Ageism and HIV

Ageism and HIV

In 1985, at the age of 21, I was given an HIV+ diagnosis. In the flurry of various medical appointments throughout the following months, one healthcare professional – a counsellor  told me I would probably die within the next ten years. While confronting, the intention was to offer an impetus to plan an enjoyable decade. To some extent it worked. I ditched plans to study in favour of travelling and working overseas. But regardless of what I did in those ten years and what I achieved in the subsequent (almost) three decades later, stigma and discrimination always lurked in the background.

Russell Westacott

Clearly, I was a beneficiary of successful HIV antivirals that became available in 1996/97. Just as my blood results started to nosedive and keep true to the prediction offered by that counsellor, my doctor and I now had the opportunity to intervene. Many friends, flatmates and work colleagues never made that milestone of medical advancement. To this day, those antivirals  in various combinations over the years have given me life to the age of 58 so far. A testament to science and evidence-based medicine.

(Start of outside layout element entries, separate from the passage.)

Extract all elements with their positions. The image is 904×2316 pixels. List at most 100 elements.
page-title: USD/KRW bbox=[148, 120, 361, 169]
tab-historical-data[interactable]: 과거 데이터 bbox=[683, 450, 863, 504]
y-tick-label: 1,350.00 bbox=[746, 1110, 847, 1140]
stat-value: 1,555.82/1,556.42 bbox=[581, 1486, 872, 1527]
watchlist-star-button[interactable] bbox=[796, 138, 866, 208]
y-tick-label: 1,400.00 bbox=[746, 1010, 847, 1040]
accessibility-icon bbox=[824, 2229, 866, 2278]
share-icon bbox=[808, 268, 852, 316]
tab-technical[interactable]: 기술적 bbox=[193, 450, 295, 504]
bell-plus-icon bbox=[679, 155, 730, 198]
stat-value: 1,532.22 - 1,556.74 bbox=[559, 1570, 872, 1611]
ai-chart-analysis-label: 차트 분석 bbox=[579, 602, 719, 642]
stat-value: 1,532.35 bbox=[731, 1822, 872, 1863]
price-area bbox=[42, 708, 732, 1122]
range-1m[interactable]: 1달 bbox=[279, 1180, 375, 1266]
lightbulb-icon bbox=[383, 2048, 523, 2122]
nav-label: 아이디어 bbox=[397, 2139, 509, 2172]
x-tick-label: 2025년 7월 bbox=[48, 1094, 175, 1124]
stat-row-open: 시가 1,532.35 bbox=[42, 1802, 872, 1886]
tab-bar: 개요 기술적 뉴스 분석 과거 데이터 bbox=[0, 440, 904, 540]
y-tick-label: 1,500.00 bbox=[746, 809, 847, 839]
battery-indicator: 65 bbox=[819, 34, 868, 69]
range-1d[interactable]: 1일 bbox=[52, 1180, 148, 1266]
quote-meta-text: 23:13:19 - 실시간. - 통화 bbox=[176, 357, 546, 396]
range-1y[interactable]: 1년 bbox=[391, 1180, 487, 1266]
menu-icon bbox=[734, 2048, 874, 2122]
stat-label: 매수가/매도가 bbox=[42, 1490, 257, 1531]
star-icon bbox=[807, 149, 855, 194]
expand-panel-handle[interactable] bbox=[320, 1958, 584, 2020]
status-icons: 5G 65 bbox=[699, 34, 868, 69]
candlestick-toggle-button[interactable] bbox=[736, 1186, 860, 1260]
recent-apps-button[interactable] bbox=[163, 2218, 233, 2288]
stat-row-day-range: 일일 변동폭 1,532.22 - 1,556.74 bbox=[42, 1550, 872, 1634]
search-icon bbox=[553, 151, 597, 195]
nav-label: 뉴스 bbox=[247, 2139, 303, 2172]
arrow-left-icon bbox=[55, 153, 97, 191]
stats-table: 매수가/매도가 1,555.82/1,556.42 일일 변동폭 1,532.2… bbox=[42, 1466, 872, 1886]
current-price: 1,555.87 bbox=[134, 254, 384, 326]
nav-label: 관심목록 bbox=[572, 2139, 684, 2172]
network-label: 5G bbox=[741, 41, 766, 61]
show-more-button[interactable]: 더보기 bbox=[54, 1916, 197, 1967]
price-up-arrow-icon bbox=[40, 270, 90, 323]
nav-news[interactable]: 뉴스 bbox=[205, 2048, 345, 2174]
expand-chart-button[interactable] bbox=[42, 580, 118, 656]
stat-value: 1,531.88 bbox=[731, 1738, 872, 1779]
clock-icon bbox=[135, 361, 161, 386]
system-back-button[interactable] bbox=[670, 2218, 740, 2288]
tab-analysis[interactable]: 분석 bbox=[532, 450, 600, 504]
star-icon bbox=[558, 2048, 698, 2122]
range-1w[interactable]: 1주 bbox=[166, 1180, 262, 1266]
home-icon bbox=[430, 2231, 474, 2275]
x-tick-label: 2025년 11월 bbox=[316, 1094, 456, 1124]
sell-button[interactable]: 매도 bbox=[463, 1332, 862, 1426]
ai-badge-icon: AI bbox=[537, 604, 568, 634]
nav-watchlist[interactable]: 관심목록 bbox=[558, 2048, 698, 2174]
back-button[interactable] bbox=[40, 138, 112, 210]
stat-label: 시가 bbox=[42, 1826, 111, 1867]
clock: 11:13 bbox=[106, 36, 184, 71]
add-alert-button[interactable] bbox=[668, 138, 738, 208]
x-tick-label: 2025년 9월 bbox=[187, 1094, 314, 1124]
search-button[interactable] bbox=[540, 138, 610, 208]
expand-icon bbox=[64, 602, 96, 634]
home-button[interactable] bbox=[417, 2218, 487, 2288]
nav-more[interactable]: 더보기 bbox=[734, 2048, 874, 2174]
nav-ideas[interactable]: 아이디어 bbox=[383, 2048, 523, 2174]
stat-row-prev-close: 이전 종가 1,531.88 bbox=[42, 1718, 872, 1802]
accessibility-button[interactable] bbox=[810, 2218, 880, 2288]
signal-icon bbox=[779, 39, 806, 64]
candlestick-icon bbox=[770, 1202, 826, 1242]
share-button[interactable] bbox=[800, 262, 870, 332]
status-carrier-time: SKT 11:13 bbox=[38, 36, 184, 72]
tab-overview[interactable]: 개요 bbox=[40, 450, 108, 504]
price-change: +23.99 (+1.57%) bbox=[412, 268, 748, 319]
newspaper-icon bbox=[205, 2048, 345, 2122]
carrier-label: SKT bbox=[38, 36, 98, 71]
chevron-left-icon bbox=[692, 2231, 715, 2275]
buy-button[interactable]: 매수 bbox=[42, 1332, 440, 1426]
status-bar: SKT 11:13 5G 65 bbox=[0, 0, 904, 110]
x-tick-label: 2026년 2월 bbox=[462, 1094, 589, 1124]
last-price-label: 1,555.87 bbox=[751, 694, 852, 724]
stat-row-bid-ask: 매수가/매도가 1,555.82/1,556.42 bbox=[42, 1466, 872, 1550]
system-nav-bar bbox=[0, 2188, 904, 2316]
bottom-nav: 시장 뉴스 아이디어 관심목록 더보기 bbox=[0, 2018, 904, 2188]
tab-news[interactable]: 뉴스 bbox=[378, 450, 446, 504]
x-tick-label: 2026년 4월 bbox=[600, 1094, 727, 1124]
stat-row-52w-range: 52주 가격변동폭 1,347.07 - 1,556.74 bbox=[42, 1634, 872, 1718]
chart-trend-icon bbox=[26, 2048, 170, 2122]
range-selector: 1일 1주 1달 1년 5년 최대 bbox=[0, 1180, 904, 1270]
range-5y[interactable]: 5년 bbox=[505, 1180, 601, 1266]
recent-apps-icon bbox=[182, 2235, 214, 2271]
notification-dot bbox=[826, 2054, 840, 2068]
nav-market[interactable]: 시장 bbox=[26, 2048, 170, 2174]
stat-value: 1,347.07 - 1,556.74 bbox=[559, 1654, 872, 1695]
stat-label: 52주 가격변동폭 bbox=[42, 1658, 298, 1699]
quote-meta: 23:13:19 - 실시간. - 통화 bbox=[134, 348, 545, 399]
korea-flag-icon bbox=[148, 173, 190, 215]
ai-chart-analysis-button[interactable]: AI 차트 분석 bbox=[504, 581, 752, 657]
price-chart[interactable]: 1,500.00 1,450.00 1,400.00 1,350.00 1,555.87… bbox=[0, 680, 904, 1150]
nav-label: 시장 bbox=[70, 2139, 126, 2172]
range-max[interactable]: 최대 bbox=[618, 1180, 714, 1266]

Now I am travelling through middle age and approaching my elder years. The mindset of ‘just ten more years’ is ever present – it’s like it has hard wired my brain. Also, because of the early generation of HIV drugs I live with side-effects including type #2 diabetes. Various ailments and morbidities combining have me feeling that an early ageing is descending upon me.

After my diagnosis and up to 2010 I was somewhat shielded from HIV discrimination in the workplace as I worked in the HIV sector conducting HIV prevention and HIV health promotion education, policy and service delivery. Those 25 years empowered me – not only as a gay man but as someone living with HIV. So much so that I was relatively open about my HIV status when I started various roles in the aged rights sector. If my lived experience was relevant to a discussion, then I would share that aspect of my life.

At a particular meeting of stakeholders in the last five years I was frank about my status in the course of conversation. After the meeting I was gently reminded by a colleague that being open about living with HIV in this sector – aged rights – may bring discriminatory consequences. To some degree I was taken aback but the colleague provided some examples of high-ranking people that they knew who were discriminated against in the workplace because of their HIV status. And frightenedly, these were relatively recent examples. That is why I had some trepidation about writing this piece. I can’t help but wonder if this openness will lead to negative outcomes as I move ahead, and new aspects of my life begin to emerge.

Now I am 58, gay and HIV+. As I grow older, I live with the real potential of that intersection being the very nexus of stigma that could be perpetrated by others. I have recently moved to rural NSW… I don’t know how I will be regarded by my new community. I don’t know what this nexus means for me in my professional life. I don’t know what this means as I seek new health services. I don’t know what this means for planning and potentially receiving aged care services ten years from now. I don’t know what this means as my social circle changes and new people come into my life. If anything, growing older raises more questions than answers. Despite being in a loving relationship with my husband and having a roof over our heads – much more than many other people – I worry how I will be treated by others as I grow older. I know too many stories of ageism, too many stories of HIV discrimination and too many stories of bigotry and inequity directed towards LGBTIQ+ people.

What will become of me if – for whatever reason – I can’t rely on the support structures I have today? When I think of the future, I feel vulnerable not secure. Maybe it’s the hard wired ‘ten more years’ or maybe it’s because I see ageism and stigma, too many times, perpetrated against people like me.